症状・原因と併せて、治療法や予防法についてもお伝えしていきます。
胃炎には、急性胃炎と慢性胃炎があります。いずれも胃の粘膜が炎症を起こすことによって痛みや不快感が生じるものですが、その違いとしてはまず症状の持続期間の違いが挙げられます。
慢性胃炎は度重なる炎症で治りにくくなっている状態なので、胃の症状が慢性的に繰り返されます。
一方急性胃炎は、胃症状が出るものの3日ほどでおさまります。そのほか、急性胃炎と慢性胃炎で発症原因にも違いがありますが、これについては以降で解説していきます。
急性胃腸炎は胃粘膜に炎症が生じる病気です。胃の壁からは酸性度の高い胃酸が分泌されており、正常な胃粘膜は胃酸からのダメージを防ぐための機構がありますが、急性胃炎を発症するとこの機構が失われて胃酸のダメージを受けやすくなります。
その結果、食後など胃酸が多く分泌される時に胃にしみるような鈍い痛みが生じます。また、胃の過剰な蠕動運動が生じて、胃が痙攣するような痛みを引き起こすこともあります。
これらの痛み以外にも、吐き気や胸焼け、食欲不振などの症状が現れるのも特徴です。
慢性胃炎の原因の多くはピロリ菌の感染によるものですが、急性胃炎の場合はピロリ菌の感染のほか、ストレスやアルコールの過剰摂取、ウイルスなどの感染など原因はさまざまです。
そして急性胃炎の治療は薬物療法を中心に行われます。原因によって治療薬の種類は異なりますが、一般的には胃酸の分泌を抑える薬、胃粘膜を保護する薬が処方されます。ウイルス感染が原因の場合は、ウイルス除去の薬が投与されることもあります。また、薬を服用するだけでなくそもそもの原因を除去することも重要なので、アルコールの過剰摂取が原因で発症した場合は飲酒を控えるなど、原因に沿った対処を行うことが肝心です。
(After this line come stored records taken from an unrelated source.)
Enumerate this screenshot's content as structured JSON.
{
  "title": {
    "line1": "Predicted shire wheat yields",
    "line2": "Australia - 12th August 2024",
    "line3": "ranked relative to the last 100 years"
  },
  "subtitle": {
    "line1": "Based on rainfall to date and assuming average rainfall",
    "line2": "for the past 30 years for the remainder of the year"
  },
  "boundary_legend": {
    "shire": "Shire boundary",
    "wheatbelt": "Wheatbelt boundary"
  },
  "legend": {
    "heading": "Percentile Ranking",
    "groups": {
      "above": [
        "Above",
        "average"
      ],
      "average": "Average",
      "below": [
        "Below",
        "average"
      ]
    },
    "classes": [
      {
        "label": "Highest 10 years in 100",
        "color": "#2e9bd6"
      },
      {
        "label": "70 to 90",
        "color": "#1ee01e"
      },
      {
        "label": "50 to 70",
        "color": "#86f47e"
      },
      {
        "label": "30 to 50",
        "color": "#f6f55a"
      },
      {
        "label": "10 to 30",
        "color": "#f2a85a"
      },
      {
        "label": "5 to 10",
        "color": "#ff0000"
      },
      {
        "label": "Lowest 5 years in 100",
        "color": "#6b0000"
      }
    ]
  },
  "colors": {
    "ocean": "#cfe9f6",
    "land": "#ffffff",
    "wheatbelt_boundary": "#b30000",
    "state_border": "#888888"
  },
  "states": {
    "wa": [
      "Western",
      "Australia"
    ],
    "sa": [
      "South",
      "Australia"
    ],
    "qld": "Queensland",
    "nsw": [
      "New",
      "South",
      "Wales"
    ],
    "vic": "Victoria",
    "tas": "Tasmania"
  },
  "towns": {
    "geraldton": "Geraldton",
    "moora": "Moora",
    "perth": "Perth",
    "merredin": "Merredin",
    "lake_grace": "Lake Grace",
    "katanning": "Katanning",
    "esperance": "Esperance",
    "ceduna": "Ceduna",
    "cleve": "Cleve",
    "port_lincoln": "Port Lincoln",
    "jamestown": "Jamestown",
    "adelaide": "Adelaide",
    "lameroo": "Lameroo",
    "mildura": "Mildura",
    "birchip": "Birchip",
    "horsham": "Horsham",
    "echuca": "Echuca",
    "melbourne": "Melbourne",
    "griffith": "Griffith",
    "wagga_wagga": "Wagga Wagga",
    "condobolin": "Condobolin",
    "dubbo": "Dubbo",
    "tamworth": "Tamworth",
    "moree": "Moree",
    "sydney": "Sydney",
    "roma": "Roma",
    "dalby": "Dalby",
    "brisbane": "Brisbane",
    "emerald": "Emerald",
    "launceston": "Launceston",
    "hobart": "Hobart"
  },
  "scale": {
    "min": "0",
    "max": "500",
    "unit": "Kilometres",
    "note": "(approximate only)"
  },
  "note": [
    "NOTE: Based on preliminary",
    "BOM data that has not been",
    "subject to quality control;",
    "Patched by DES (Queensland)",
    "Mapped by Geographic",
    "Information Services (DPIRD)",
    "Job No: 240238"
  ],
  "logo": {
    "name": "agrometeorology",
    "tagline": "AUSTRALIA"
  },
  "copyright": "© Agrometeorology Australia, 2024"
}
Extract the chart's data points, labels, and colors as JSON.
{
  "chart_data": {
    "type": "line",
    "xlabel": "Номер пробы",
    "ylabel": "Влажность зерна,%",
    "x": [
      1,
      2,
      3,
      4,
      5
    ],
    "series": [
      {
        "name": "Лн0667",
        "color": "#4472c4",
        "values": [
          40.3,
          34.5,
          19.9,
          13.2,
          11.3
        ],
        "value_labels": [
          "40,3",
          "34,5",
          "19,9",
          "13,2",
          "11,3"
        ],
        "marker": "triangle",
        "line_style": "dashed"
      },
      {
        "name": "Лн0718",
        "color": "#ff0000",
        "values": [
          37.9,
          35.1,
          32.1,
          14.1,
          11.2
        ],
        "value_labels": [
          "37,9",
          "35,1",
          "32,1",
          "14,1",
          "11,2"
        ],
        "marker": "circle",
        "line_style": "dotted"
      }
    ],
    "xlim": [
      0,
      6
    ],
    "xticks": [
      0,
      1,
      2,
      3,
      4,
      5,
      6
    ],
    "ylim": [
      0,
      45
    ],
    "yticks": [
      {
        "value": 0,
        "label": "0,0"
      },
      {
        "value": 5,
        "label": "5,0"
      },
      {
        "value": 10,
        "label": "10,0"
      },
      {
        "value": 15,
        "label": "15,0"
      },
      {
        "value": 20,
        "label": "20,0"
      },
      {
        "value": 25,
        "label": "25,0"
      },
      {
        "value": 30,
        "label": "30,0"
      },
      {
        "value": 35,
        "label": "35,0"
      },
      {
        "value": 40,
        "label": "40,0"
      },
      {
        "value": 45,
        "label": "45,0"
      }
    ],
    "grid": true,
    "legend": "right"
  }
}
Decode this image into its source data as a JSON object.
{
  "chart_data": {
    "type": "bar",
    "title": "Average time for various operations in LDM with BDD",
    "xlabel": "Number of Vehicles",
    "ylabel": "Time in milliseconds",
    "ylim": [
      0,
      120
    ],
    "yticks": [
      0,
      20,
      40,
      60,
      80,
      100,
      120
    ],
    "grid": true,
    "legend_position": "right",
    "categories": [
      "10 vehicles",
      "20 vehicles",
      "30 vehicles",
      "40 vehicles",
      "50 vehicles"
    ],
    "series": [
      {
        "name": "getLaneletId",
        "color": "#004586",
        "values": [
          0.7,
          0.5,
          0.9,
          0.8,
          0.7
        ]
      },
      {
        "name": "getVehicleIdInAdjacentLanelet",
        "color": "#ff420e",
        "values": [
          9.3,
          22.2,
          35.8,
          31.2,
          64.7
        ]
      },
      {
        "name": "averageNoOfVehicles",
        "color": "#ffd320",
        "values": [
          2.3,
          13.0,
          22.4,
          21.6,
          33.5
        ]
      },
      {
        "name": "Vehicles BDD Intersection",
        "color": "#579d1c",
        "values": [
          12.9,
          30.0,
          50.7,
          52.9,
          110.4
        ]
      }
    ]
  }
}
急性胃炎の治療中には、胃の粘膜への負担を最小限に抑えるために絶食が必要になることがあります。また、絶食が必要ない場合でも、なるべく胃の粘膜に負担がかからない食事を心がけましょう。
具体的には、お粥や野菜スープなど軟らかく煮込んで適度な温かさのあるメニューがおすすめです。揚げ物など油分の多い物や、固いものは消化に時間がかかり、胃酸分泌も増加しますので控え、なるべく塩分や香辛料も控えましょう。
アルコールや喫煙も胃粘膜にダメージを与えますので、治療中は禁酒・禁煙する必要があります。
さらに、食事は一度に多くのものを食べると胃に負担がかかりますので、一回量を少なくして一日五食にするなど食べ方にも工夫をしてみましょう。
「プレッシャーがかかると胃痛が起こる」という人が多いように、胃はストレスや環境の変化などにとても敏感な器官です。つまり、胃炎にならないためには、日頃から日常生活に気を配ることが予防につながります。食事や睡眠、軽い運動など、基本的な生活習慣の見直しに加え、自分に合ったストレスの発散方法を見つけて上手にストレスをコントロールすることが大切です。胃炎を起こしてしまう前に、生活習慣の見直しと改善をして快適な生活を心掛けましょう。
加えて胃粘膜を刺激するものを控えることも大切です。胃粘膜の機能低下につながる喫煙は控えましょう。アルコールの過剰摂取も胃粘膜に多大な刺激を与えます。乳製品で胃粘膜を保護してから、適度な飲酒量を心掛けてください。また、コーヒーや緑茶に含まれるカフェインも胃粘膜を刺激します。空腹時は控えるようにして、過剰に摂らないようにしましょう。
ストレスの溜めすぎやアルコールの過剰摂取など、生活習慣の乱れは急性胃炎の発症に直結するものです。胃炎を引き起こすようなことは普段から避け、未然の予防に努めましょう。